VAUGHAN WILLIAMS: The Lark Ascending. On Wenlock Edge.
Flos Campi. BRITTEN:
Sinfonia da Requiem.
MOZART: Duo in G for Violin and Viola, KV 423. Duo for Violin and Viola
in B flat, KV 414. Menuette (from 12 Duos for Horn, IV 487. M. HAYDN: Duo
for Violin and Viola No. 1 in C MH 335. Duo for Violin and Piano No.
2 in D, MK 336.
IVES: The Unanswered Question.(Jeffrey Work, trumpet). ADAMS: The
Wound Dresser (Sanfiord Sylvan, baritone; Jun Iwasaki, violin); BRITTEN: Sinfonia
Op. 20. VAUGHAN WILLIAMS: Symphony No. 4 in f minor.

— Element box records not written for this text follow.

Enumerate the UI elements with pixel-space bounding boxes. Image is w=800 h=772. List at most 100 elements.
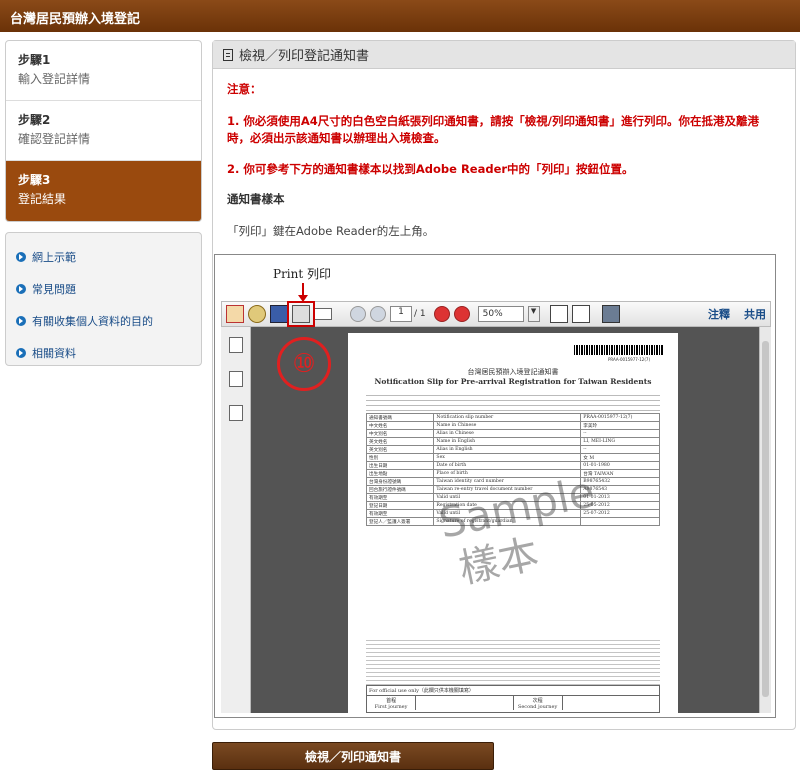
note-title: 注意： [227, 82, 262, 96]
link-label: 相關資料 [32, 347, 76, 360]
slip-cell: 中文姓名 [365, 421, 435, 430]
second-journey: 次程 Second journey [514, 696, 563, 710]
link-label: 常見問題 [32, 283, 76, 296]
slip-cell: 李美玲 [580, 421, 660, 430]
step-label: 登記結果 [18, 192, 67, 206]
link-personal-data[interactable]: 有關收集個人資料的目的 [16, 305, 191, 337]
link-faq[interactable]: 常見問題 [16, 273, 191, 305]
slip-row: 英文別名 Alias in English -- [365, 445, 660, 454]
notification-slip: PRAA-0015977-12(7) 台灣居民預辦入境登記通知書 Notific… [348, 333, 678, 713]
first-journey: 首程 First journey [367, 696, 417, 710]
slip-row: 英文姓名 Name in English LI, MEI-LING [365, 437, 660, 446]
slip-cell: 有效期至 [365, 493, 435, 502]
step-2: 步驟2 確認登記詳情 [6, 101, 201, 161]
zoom-out-icon [433, 306, 450, 322]
slip-cell: 台灣 TAIWAN [580, 469, 660, 478]
step-annotation: ⑩ [277, 337, 331, 391]
prev-page-icon [350, 306, 366, 322]
slip-cell: 登記日期 [365, 501, 435, 510]
slip-cell: 台灣身份證號碼 [365, 477, 435, 486]
help-links: 網上示範 常見問題 有關收集個人資料的目的 相關資料 [5, 232, 202, 366]
zoom-field: 50% [477, 306, 524, 322]
slip-row: 出生地點 Place of birth 台灣 TAIWAN [365, 469, 660, 478]
note-1: 1. 你必須使用A4尺寸的白色空白紙張列印通知書，請按「檢視/列印通知書」進行列… [227, 114, 759, 145]
sample-title: 通知書樣本 [227, 192, 285, 206]
page-number-field: 1 [390, 306, 412, 322]
slip-cell: 出生日期 [365, 461, 435, 470]
pages-icon [228, 337, 243, 353]
slip-intro [366, 391, 660, 413]
slip-row: 性別 Sex 女 M [365, 453, 660, 462]
save-icon [270, 305, 288, 323]
next-page-icon [370, 306, 386, 322]
official-use-label: For official use only（此欄只供本機關填寫） [367, 686, 659, 696]
slip-cell [580, 517, 660, 526]
document-icon [223, 48, 233, 61]
chevron-down-icon: ▼ [527, 306, 540, 322]
page-total: / 1 [414, 309, 426, 319]
slip-cell: Alias in Chinese [433, 429, 582, 438]
slip-cell: Date of birth [433, 461, 582, 470]
zoom-in-icon [453, 306, 470, 322]
barcode-number: PRAA-0015977-12(7) [608, 357, 650, 362]
slip-row: 中文別名 Alias in Chinese -- [365, 429, 660, 438]
slip-cell: 回台旅行證件號碼 [365, 485, 435, 494]
panel-content: 注意： 1. 你必須使用A4尺寸的白色空白紙張列印通知書，請按「檢視/列印通知書… [213, 69, 795, 247]
fit-page-icon [549, 305, 568, 323]
fit-width-icon [571, 305, 590, 323]
slip-row: 出生日期 Date of birth 01-01-1980 [365, 461, 660, 470]
settings-icon [248, 305, 266, 323]
app-title: 台灣居民預辦入境登記 [10, 12, 141, 27]
panel-header: 檢視／列印登記通知書 [213, 41, 795, 69]
slip-cell: Name in Chinese [433, 421, 582, 430]
link-related-info[interactable]: 相關資料 [16, 337, 191, 369]
comment-label: 注釋 [708, 308, 730, 321]
slip-cell: B98765432 [580, 477, 660, 486]
official-use-box: For official use only（此欄只供本機關填寫） 首程 Firs… [366, 685, 660, 713]
step-number: 步驟3 [18, 173, 51, 187]
view-print-button[interactable]: 檢視／列印通知書 [212, 742, 494, 770]
slip-row: 中文姓名 Name in Chinese 李美玲 [365, 421, 660, 430]
step-label: 輸入登記詳情 [18, 72, 91, 86]
share-label: 共用 [744, 308, 766, 321]
slip-cell: Name in English [433, 437, 582, 446]
slip-cell: Notification slip number [433, 413, 582, 422]
slip-cell: Sex [433, 453, 582, 462]
link-label: 有關收集個人資料的目的 [32, 315, 153, 328]
slip-row: 通知書號碼 Notification slip number PRAA-001597… [365, 413, 660, 422]
sample-screenshot: Print 列印 1 / 1 50% ▼ 注釋 共用 ⑩ PRAA-001597 [214, 254, 776, 718]
step-3-active: 步驟3 登記結果 [6, 161, 201, 221]
slip-cell: 出生地點 [365, 469, 435, 478]
step-label: 確認登記詳情 [18, 132, 91, 146]
panel-title: 檢視／列印登記通知書 [239, 49, 370, 64]
barcode-icon [574, 345, 664, 355]
reader-sidebar [221, 327, 251, 713]
app-header: 台灣居民預辦入境登記 [0, 0, 800, 32]
print-highlight [287, 301, 315, 327]
step-1: 步驟1 輸入登記詳情 [6, 41, 201, 101]
sample-description: 「列印」鍵在Adobe Reader的左上角。 [227, 224, 435, 238]
slip-cell: LI, MEI-LING [580, 437, 660, 446]
slip-cell: 01-01-1980 [580, 461, 660, 470]
step-number: 步驟2 [18, 113, 51, 127]
arrow-circle-icon [16, 284, 26, 294]
slip-title-zh: 台灣居民預辦入境登記通知書 [467, 368, 559, 376]
slip-cell: Alias in English [433, 445, 582, 454]
expand-icon [601, 305, 620, 323]
print-label: Print 列印 [273, 267, 332, 281]
slip-cell: -- [580, 429, 660, 438]
binoculars-icon [228, 405, 243, 421]
slip-cell: 有效期至 [365, 509, 435, 518]
slip-cell: 性別 [365, 453, 435, 462]
slip-cell: PRAA-0015977-12(7) [580, 413, 660, 422]
arrow-circle-icon [16, 348, 26, 358]
note-2: 2. 你可參考下方的通知書樣本以找到Adobe Reader中的「列印」按鈕位置… [227, 162, 634, 176]
slip-cell: 登記人／監護人簽署 [365, 517, 435, 526]
slip-notes [366, 637, 660, 687]
step-list: 步驟1 輸入登記詳情 步驟2 確認登記詳情 步驟3 登記結果 [5, 40, 202, 222]
slip-cell: 女 M [580, 453, 660, 462]
link-online-demo[interactable]: 網上示範 [16, 241, 191, 273]
slip-cell: -- [580, 445, 660, 454]
slip-cell: 中文別名 [365, 429, 435, 438]
attachment-icon [228, 371, 243, 387]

"Arcadia Lost" is the title of Melba's SACD,"a banquet for lovers of British music. Michael Kennedy's fine program notes make no attempt to explain the title, and there is no connection between any of this music and the 2009 film of the same name. Three masterpieces of Vaughan Williams are featured along with Britten's Sinfonia da Requiem. Orchestral works feature the excellent Sydney Symphony performing in the Sydney Opera House; the song cycle was recorded in Iwaki Auditorium. Both venues obviously have fine acoustics, beautifully captured by Melba's recording team. There is no recording more beautiful of The Lark Ascending than what is heard here, with Michael Dauth's superb violin soaring effortlessly over the hushed orchestra. Violist Roger Benedict is equally fine in Flos Campi, his instrument blending perfectly with the orchestra and wordless chorus. The remarkable tenor Steve Davislim, who impressed with his previous Melba recordings of music of Britten, Strauss and Schubert, is heard in the six songs comprising On Wenlock Edge, ably assisted by pianist Benjamin Martin and the youthful Hamer Quartet. This is a deluxe presentation with English texts provided. The surround sound is realistic and warm, with performers in front. A beautiful disk in every way, although it is surprising producers didn't track the three sections of the Britten.
Another lovely SACD is Channel Classics' generously-filled disk of duos by Mozart and Haydn written for or arranged for violin and viola expertly played on period instruments by violinist Rachel Podger and violist Jane Rogers. The music is charming, and the sound of the two instruments has been captured with uncommon clarity.\.
The Oregon Symphony, the sixth oldest American orchestra, was founded in 1896 as the Portland Symphony Society; in 1967 the name was changed to Oregon Symphony. Carlos Kalmar has been music director since 2003, and this SACD contains the program they presented in Carnegie Hall in May 2011 during the Spring into Music series. The disk is called "Music in the Time of War," works often associated with war and conflict. The somber program begins with The Unanswered Question by Ives featuring Jeffrey Work as the sterling trumpet soloist. The Wound-Dresser, composed by John Adams in 1988, is an emotional setting of Walt Whitman's poem written after the author had visited wounded soldiers during the Civil War. The gentle music is far removed from most of the composers music. It is beautifully sung by baritone Sanford Sylvan whose enunciation is so clear we really don't need the provided text. Britten's Sinfonia da Requiem has long been a favorite with audiences; there are dozens of recordings of it, but this easily is among th4e finest. The featured work, Symphony No. 4 of Vaughan Williams, is a turbulent often violent work that is an appropriate end to the program. All of these performances were recorded during live May 7/8, 2011 in the Arlene Schnitzer Concert Hall in Portland. There are no traces of audience sound, and producer Blanton Alspaugh has done a superb job—audiophiles will not be disappointed.
The Oregon Symphony made their first recording in 1987 for Delos and has made a few other disks for Koch and Albany. Let us hope Pentatone will continue to record this excellent American orchestra.